Freitag, 28. Februar 2020, Berlinale-Palast, abends: Der rote Vorhang senkt sich über den iranischen Film Es gibt kein Böses (Sheytan vojud nadarad/There Is No Evil). Schon seit der Abspann läuft, applaudiert und jubelt das Publikum. Auch jetzt, als das Licht im Saal angeht, bricht der Beifall nicht ab. Das Publikum ist begeistert, so begeistert wie noch bei keinem Film im diesjährigen Wettbewerb. Die Menschen geben Standing Ovations. Noch minutenlang applaudieren sie dem Team des beeindruckenden Films, der in vier Episoden von Menschen erzählt, die direkt oder indirekt in das Hinrichtungssystem der Islamischen Republik Iran involviert sind. Leise und intensiv erzählt der Film. Laut und aufbrausend ist die Reaktion der Zuschauer. Das Filmteam steht – eine Neuerung im Festival – nicht auf der Bühne, sondern neben ihren Plätzen inmitten des Publikums im Parkett. Der euphorische Applaus ist Ermunterung für ihren Mut, den Mut der Filmemacher, gegen die iranischen Machthaber unabhängiges und gesellschaftskritisches Kino durchzusetzen, während die Revolutionswächter von einem islamischen Propagandakino träumen (Peitz 2020).

Für den Kampf um freie Meinungsäußerung im Iran stehen Regisseure wie Jafar Panahi, dessen Filme auch schon auf der Berlinale liefen und ausgezeichnet wurden, und eben Mohammad Rasoulof, der Es gibt kein Böses geschrieben und inszeniert hat. Sein Sitzplatz im Berlinale-Palast ist leer. Das Regime hat ihm schon 2017 den Pass abgenommen. Er darf das Land nicht verlassen und kann nicht zur Vorführung seines Films in Berlin sein. Wie Panahi ist auch Rasoulof im Iran für seine Filmkunst mit Gefängnishaft bedroht. So ist der Applaus des Publikums auch ein politischer Appell an das iranische Regime, die Freiheit der Kunst, des Films und ihrer Macher zu achten.

Nicht wenige im Berlinale-Palast hofften, den zukünftigen Preisträgerfilm gesehen zu haben. Und so kam es dann auch: Am Samstagabend, einen Tag später, erklärte die Jury tatsächlich Es gibt kein Böses zum Besten Film des Festivals. Im Rahmen der festlichen Preisverleihung nahm Baran Rasoulof, die Tochter des Regisseurs, im Namen ihres Vaters den Goldenen Bären aus den Händen des Jurypräsidenten Jeremy Irons entgegen. Baran Rasoulof lebt mit ihrer Mutter seit einigen Jahren in Hamburg. Mohammad Rasoulof hat seine Familie nach Deutschland in Sicherheit gebracht, ist nun aber seit 2017 von ihr getrennt.
 


In seinem Film, der zudem den Preis der Ökumenischen Jury und den „Gilde Filmpreis“ gewonnen hat, thematisiert der Regisseur auch diese komplizierte Familiensituation. In der vierten Episode spielt seine Tochter Baran eine junge Iranerin, die in Deutschland lebt und bei einem Besuch im Iran einen starken Konflikt wegen des Vaters durchleben muss.

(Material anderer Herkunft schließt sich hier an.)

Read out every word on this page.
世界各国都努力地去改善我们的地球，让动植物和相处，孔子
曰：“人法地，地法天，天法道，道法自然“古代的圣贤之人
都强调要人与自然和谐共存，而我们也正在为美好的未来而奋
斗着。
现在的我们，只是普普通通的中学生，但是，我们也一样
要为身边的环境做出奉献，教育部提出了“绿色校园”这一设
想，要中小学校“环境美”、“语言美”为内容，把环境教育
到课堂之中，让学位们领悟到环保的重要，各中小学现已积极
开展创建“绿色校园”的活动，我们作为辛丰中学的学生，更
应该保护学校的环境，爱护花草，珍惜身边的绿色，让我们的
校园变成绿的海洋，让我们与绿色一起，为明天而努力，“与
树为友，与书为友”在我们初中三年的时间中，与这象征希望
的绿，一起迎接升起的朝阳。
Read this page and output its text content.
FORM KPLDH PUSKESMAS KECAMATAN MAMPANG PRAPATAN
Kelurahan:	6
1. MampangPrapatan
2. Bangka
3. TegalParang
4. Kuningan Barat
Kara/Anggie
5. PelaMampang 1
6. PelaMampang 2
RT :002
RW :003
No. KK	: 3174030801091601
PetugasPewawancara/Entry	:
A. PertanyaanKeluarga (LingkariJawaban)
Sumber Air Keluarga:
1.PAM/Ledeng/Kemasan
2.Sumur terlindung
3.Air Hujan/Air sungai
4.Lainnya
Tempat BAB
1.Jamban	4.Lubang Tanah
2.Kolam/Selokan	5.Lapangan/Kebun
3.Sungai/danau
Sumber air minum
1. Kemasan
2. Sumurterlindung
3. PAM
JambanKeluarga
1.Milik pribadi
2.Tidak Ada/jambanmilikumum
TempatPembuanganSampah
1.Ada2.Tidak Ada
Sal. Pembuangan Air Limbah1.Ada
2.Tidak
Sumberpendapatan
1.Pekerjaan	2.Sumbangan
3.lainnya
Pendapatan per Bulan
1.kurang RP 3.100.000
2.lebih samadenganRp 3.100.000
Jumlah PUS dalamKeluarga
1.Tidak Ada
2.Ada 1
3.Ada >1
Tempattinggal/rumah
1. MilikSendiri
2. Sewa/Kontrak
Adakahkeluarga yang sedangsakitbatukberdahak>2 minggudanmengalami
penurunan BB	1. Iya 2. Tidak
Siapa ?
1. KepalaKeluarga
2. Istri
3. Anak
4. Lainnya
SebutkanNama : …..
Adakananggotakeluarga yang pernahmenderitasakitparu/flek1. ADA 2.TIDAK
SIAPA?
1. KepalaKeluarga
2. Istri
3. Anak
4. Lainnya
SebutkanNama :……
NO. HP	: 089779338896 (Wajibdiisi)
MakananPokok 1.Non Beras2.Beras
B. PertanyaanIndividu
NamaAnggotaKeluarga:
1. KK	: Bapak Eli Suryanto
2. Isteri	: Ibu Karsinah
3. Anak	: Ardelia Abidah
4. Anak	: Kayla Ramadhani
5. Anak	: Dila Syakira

Farzad Pak und Kaveh Farnam, die Produzenten des Films, betonten in ihren bewegenden Dankesreden die hohe symbolische Bedeutung der Bärenauszeichnung für den Kampf gegen die Zensur und um die Menschenrechte in ihrem Land.

Doch es ist keineswegs nur die klare, authentisch vorgetragene politische Botschaft, die Rasoulofs Film auszeichnet, es ist auch die sehr gelungene dramaturgische und ästhetische Gestaltung, mit der der Regisseur das Thema Todesstrafe in den Geschichten seiner vier Zentralfiguren umkreist und hierbei immer neue, sehr persönliche Perspektiven gewinnt. Sie verdichten sich in seinem Film zu einem klaren Plädoyer gegen jede staatliche Tötungsmaschinerie, nicht nur im Iran. Ein stilles Meisterwerk, das die Jury zu Recht ausgezeichnet hat und hoffentlich bald im Kino zu sehen sein wird.
 


 

Deutliche filmische Botschaften waren rar

Neben Es gibt kein Böses waren nur wenige Filme mit klaren Botschaften im Festivalprogramm zu sehen. Andrew Levitas’ spannend und sensibel inszenierter Film Minamata, der in der Sektion „Berlinale Gala“ präsentiert wurde, ist ein klarer Appell gegen Umweltsünden großer Konzerne und für den mutigen Kampf um angemessene Opferentschädigung.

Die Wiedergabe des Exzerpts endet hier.